Al fine della verifica di tale obbligo l’Enea istituisce e gestisce un registro informatizzato delle imprese obbligate e svolge i controlli tramite una selezione casuale annuale di una percentuale statisticamente significativa di tutte le diagnosi energetiche svolte.

Per finanziare gli interventi nella Pa e nelle imprese viene istituito il Fondo nazionale per l’efficienza energetica, alimentato con circa 70 milioni di euro all’anno fino al 2020. Per le Pmi sono stati stanziati anche 105 milioni di euro.

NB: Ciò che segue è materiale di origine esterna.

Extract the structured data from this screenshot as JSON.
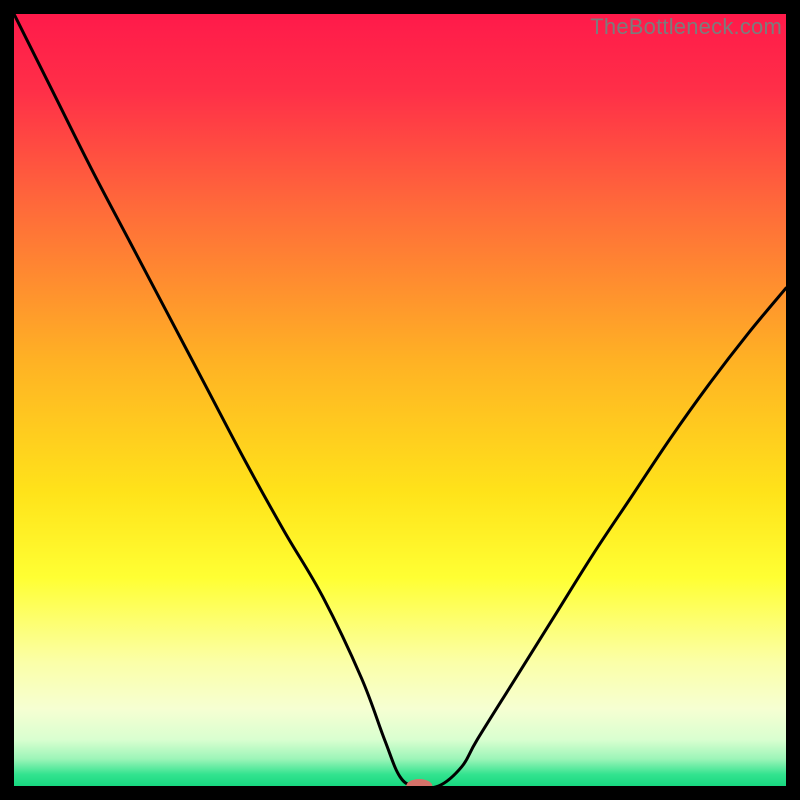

Il decreto inoltre prevede obblighi per gli esercenti l’attività di misura di fornire agli utenti contatori individuali – fatti salvi la fattibilità tecnica e il rapporto costi-benefici –  che misurino con precisione il loro consumo effettivo e forniscano informazioni sul tempo effettivo d’uso (‘contatori intelligenti’). Tale obbligo era stato già introdotto con direttiva del 2006, ma ora è stato esteso anche ai clienti finali che risiedono in condomini e in edifici polifunzionali con un sistema comune centralizzato di riscaldamento/raffreddamento/acqua calda per tali edifici, che devono essere dotati di tali contatori entro il 31 dicembre 2016.